4 thoughts on “Woman Who Failed Michigan State Police Polygraph Vindicated”

  1. I really feel sorry fro her and she should file a counter lawsuits against the employer who lied on her and law suits against police dept. As I am a victom of Embezzelment and got falsly arrested by employer and lied to detective and Police Dpt in Raleigh and detective failed to do his job right and beleive employer and followed their instruction how to investigate instead of doing his job right thouroly. I was in a jail for 27 days, from another country no family and relatives and divorced and blackballed by my community and this pakistani man sexually harrassed me, terminated the day i refused to live with his friend and not paid my $700 wages and he filed false charge of embezzelment when I refused to except wrong wages and filed charge against employer for unpaid wages with over time. As I didn’t have enough money and no one to bail me out, no job and relative, my bail was very high for $605/76 false embezzelment which was $5000 and my boyfriend didn’t want to take any risk on me and finally on 09/19/06 I pleady no contest, misdominer all my life and time served. I like to reopen my criminal case and have time limited to that but according to public defender they can rearrest me and put me back to jail for another 6 month and I like to how much it is true as I will be living guilt life my entire life when i have not committed this crime and employer who lied om he will be filing false charge against any one he don’t like or file charge on labor board and i don’t want this criminal to get any more chance to hurt anyone any more and need a good Att.

  2. “I really feel sorry fro her and she should file a counter lawsuits against the employer who lied on her and law suits against police dept.”

    Huh? What are you talking about? Her employee didn’t “lie on her.” The money was stuck in the chute at the bank. Heck, the bank is more at fault than the employee because they didn’t check the night deposit chute more carefully. I had the same thing happen to me once. I made a deposit through the night deposit drop-off, and it never showed. Call the bank a couple of days later to mention the fact, and the employee checked the suit while I was on the phone and found the envelope wedged. I’m sure the employer called the bank to check. They should have looked inside the chute to check if it had gotten stuck. What “lie” did the employer give? The money was missing. She had no way of knowing it was in the deposit box the entire time, especially if the bank told her it wasn’t there. As for the police, the only thing I criticize them for is depending on a polygraph. Horrible things, polygraphs. Hardly ever accurate. They both owe her an apology, but a lawsuit? I don’t think so. It was a mistake with very little consequence (some community service and a fine that will probably be refunded).
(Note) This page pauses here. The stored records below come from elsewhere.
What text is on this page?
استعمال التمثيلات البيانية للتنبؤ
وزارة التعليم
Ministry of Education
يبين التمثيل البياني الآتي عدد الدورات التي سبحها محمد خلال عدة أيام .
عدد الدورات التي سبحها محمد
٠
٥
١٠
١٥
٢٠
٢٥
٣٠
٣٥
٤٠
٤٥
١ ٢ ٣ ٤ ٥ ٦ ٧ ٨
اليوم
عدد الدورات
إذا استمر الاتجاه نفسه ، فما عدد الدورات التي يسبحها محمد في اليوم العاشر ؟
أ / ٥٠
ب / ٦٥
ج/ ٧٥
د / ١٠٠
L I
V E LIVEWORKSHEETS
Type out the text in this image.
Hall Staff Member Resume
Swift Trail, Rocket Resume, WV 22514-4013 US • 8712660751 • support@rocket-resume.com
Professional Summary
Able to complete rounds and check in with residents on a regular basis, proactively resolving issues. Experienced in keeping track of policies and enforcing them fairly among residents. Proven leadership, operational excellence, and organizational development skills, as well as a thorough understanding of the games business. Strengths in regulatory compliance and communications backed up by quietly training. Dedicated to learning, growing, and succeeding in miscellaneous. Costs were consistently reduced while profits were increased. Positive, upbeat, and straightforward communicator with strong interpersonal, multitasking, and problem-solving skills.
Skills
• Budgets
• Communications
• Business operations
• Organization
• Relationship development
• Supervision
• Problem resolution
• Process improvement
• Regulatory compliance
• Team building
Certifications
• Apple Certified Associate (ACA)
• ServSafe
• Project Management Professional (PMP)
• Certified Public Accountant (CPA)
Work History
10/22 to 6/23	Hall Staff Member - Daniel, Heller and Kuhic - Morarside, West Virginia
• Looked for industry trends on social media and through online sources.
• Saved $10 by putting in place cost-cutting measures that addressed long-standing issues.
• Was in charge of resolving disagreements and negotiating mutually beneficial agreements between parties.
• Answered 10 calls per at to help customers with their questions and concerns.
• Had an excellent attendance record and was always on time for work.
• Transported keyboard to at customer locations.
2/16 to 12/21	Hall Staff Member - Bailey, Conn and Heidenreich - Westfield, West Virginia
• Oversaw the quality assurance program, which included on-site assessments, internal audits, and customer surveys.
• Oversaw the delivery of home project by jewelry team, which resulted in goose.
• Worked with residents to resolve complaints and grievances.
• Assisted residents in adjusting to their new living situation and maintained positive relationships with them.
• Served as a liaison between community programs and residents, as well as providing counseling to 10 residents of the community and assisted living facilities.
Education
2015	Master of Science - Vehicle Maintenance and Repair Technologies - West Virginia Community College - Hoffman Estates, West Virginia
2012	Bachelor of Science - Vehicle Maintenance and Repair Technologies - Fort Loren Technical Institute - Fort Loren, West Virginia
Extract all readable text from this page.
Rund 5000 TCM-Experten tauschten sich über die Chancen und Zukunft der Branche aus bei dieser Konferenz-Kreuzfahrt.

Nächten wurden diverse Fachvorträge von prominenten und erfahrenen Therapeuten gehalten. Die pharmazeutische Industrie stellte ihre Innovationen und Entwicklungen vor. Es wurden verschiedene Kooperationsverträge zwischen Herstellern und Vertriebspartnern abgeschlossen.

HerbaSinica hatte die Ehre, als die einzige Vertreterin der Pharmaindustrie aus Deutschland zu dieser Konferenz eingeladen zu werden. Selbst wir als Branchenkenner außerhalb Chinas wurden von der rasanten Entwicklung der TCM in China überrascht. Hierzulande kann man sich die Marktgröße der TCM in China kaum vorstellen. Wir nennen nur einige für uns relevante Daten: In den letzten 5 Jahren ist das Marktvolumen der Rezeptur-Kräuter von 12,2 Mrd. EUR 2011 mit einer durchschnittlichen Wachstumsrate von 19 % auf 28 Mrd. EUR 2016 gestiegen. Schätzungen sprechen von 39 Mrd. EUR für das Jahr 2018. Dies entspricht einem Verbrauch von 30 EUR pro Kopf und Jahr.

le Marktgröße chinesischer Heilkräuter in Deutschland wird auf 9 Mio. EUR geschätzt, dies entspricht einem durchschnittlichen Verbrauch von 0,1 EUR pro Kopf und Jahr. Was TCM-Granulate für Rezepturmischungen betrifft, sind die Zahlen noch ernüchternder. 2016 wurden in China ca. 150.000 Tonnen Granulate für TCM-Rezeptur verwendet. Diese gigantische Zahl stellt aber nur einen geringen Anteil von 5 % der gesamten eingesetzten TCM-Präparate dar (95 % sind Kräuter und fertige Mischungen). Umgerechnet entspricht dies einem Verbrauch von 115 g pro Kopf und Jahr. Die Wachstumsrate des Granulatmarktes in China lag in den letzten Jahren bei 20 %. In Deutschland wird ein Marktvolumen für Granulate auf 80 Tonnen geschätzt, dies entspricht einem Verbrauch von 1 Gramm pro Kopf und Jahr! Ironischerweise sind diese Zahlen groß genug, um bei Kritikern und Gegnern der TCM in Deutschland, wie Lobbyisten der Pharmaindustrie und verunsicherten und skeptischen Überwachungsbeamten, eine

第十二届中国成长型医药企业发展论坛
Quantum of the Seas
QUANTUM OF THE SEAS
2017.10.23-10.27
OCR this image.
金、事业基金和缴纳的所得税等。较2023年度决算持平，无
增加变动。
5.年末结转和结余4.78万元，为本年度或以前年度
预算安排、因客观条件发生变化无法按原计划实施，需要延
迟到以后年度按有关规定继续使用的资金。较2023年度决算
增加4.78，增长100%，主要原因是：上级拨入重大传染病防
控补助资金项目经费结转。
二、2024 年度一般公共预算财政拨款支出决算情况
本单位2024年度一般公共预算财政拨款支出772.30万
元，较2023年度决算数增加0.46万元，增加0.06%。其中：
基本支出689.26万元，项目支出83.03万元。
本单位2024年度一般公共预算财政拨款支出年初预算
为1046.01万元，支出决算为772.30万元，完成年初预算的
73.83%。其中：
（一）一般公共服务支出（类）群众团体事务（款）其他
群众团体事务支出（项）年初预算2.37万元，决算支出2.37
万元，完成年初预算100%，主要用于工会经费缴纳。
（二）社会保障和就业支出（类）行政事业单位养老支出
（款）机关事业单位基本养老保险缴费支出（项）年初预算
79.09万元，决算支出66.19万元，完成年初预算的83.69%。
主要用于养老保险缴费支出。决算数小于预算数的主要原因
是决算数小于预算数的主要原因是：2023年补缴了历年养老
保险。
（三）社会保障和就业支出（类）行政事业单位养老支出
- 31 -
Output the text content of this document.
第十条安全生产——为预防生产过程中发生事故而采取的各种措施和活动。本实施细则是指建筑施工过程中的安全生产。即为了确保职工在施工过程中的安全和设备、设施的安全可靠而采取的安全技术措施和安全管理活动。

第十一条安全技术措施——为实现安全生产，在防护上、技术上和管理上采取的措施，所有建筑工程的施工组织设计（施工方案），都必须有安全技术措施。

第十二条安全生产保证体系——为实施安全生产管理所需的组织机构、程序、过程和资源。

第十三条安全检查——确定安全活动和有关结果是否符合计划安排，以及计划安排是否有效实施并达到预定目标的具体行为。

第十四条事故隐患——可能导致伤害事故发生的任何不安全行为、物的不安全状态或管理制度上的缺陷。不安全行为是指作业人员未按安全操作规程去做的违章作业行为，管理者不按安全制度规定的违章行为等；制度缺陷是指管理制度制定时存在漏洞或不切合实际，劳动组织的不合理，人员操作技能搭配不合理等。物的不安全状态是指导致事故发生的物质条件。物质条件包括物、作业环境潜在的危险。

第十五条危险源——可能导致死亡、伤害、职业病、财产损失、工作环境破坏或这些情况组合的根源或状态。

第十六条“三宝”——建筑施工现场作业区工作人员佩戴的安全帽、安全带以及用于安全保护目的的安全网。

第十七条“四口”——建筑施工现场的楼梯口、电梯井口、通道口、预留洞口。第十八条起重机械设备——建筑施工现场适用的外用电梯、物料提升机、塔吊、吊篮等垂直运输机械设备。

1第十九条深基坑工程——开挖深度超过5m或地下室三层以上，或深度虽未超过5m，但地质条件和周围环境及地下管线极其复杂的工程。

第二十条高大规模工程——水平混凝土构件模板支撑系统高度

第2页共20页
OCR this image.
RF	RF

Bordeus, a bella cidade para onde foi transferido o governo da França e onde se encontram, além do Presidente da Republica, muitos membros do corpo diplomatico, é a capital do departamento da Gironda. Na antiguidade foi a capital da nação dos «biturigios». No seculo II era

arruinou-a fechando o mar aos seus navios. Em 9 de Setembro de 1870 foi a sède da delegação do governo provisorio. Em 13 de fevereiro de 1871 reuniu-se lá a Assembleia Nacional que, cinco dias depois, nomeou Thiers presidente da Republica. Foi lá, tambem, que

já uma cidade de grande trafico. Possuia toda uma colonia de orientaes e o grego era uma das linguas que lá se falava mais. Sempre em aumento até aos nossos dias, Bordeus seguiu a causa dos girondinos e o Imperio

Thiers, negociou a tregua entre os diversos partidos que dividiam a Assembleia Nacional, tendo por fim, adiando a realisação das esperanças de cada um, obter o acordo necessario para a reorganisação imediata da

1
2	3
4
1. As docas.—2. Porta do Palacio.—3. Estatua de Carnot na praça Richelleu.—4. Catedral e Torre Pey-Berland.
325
The humilation was the worst of it, and that would be taken care of by a retraction and public apology. I’m sorry what happened to you, and I hope that you get it sorted out, but not everything is the police’s fault. They’re not perfect, but they’re not mind-readers either. All they have to go on is evidence, and if there’s enough there to paint you as guilty, then mistakes do sometimes happen. I’ve had a couple of similar experiences where I was accused of something I didn’t do. On one occasion it worked out o.k., but in the other situation, I had to pay a rather large fine for something I didn’t do. However, I recognize that the system isn’t perfect and don’t while my confidence is shaken, I harbor no long-term resentment.

  3. @Sandy

    “They both owe her an apology, but a lawsuit? I don’t think so.”

    Our system of justice is based on the the notion that “100 guilty people should go free rather than a single innocent person suffer” When police and prosecutors falsely charge an innocent person the punishment needs to be swift and costly in terms of both money as well as to their personal careers. Your suggestion to the contrary is quite frankly asinine.

    You are obviously not concerned about the value of your reputation but I’m sure Ms. Hansen cares a great deal about her’s, as do most people.